Psychology Professor and NYTimes best-selling author Dan Simons explores the limits of awareness and memory in two special lectures.
“Missing What’s Missing…” at 7:30 p.m. on Thursday, February 7, 2019 in Knobel Hall, Burton Morgan.
“Do ‘Brain Training’ Programs Work?” at 4:30 p.m. on Friday, February 8, 2019, in Burton Morgan Lecture Hall.
Missing What’s Missing…
We all have intuitive beliefs about the workings of our own mind, and those beliefs are firmly grounded in our daily experiences; we believe we see the world as it is and that we know why we see it the way we do. Yet, our experiences can be misleading, fostering illusions about our cognitive abilities and delusions about the richness of our understanding. Dr. Simon draws on research from visual perception, attention, and metacognition to illustrate how the unnoticed limits of our own minds affect what we see and think. The talk will focus on failures of awareness and the limits of our mind.
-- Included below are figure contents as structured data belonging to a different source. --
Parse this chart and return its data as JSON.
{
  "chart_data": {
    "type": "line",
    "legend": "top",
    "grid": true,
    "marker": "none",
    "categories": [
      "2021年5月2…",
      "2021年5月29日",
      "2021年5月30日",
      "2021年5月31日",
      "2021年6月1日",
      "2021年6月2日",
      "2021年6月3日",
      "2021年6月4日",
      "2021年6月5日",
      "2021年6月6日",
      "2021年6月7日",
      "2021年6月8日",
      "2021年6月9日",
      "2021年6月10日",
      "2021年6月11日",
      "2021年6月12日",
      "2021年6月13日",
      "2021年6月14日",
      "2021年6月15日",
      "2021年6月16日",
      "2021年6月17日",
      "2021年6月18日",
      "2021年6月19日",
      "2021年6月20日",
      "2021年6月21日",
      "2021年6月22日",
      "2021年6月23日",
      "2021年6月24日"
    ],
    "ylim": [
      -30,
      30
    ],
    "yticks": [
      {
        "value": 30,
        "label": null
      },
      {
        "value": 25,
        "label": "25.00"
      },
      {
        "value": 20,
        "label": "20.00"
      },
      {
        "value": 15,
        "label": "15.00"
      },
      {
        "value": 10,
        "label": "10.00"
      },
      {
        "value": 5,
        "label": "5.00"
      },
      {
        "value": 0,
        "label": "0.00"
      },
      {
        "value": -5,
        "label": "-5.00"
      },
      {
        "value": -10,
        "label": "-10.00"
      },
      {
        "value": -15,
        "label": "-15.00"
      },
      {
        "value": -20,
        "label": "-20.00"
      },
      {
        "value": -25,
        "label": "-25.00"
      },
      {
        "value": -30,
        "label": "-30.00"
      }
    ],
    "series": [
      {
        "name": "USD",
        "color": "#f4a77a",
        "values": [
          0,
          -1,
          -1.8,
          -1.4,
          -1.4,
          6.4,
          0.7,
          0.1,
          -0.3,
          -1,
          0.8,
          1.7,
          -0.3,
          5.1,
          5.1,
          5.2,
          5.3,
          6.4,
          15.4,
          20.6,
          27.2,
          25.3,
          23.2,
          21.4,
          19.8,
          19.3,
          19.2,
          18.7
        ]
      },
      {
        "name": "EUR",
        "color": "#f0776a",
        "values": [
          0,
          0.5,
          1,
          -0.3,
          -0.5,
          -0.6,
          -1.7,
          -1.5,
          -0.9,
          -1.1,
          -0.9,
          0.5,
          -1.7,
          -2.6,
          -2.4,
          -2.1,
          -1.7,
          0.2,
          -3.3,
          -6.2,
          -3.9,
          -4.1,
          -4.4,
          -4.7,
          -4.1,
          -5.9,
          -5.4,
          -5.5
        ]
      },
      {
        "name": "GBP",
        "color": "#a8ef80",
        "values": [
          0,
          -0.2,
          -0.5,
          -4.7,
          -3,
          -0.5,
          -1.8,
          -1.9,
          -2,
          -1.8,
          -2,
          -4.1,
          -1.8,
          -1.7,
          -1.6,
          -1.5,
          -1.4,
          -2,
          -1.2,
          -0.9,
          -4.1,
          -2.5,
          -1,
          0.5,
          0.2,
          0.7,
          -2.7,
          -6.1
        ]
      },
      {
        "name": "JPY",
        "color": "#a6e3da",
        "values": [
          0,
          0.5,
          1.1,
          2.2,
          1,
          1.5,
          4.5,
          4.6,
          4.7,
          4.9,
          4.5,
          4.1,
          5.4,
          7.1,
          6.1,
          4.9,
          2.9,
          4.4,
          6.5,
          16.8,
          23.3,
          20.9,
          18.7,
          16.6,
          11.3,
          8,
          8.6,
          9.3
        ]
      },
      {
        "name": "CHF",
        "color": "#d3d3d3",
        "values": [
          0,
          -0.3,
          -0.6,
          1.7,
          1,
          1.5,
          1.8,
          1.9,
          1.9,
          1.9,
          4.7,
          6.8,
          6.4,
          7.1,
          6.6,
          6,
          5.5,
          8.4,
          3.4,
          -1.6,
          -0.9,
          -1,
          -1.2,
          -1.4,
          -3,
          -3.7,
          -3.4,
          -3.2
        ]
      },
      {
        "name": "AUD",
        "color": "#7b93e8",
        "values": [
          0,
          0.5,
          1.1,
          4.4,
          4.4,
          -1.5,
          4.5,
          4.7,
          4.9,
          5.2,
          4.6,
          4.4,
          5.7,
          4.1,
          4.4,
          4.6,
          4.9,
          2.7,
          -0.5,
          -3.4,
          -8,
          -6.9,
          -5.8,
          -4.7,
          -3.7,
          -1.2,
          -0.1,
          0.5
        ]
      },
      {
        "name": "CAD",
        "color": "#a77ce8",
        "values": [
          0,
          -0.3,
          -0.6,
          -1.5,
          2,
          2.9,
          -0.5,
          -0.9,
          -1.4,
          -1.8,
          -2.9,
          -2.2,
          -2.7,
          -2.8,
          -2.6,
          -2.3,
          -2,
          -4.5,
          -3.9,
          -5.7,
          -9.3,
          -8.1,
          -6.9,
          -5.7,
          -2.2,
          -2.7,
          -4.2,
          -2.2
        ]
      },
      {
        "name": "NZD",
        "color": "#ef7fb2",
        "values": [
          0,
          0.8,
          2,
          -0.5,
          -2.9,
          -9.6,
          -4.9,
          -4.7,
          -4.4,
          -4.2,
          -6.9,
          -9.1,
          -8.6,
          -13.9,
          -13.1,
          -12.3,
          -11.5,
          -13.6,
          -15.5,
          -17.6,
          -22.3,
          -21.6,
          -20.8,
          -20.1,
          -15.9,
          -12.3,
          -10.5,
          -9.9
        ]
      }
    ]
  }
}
Do ‘Brain Training’ Programs Work?
In 2014, a large group of scientists released a “consensus”letter stating that there is little or no evidence for real cognitive benefits from brain games. Shortly afterward, a group of brain training proponents released their own letter touting the extensive evidence for everyday benefits of cognitive training! How could two groups of scientists examine the same literature and come to conflicting “consensus” views about the effectiveness of brain training? Simons presents the results of a comprehensive evaluation of all evidence cited by leading brain training companies and proponents as support for the benefits of brain training. Our team found that practicing a brain training game does make you better at that game, but we found almost no compelling evidence that such games improve everyday cognition or limit the effects of cognitive aging. Dr. Simon discusses the state of the evidence, and the changes to scientific standards that are needed to improve how such interventions are conducted and how their results are interpreted.
DANIEL SIMONS is a professor of psychology at the University of Illinois where he heads the Visual Cognition Laboratory. His research explores the limits of awareness and memory, the reasons why we often are unaware of those limits, and the implications of such limits for our personal and professional lives. In 2010, he and his colleague Christopher Chabris co-authored the New York Times bestseller, The Invisible Gorilla.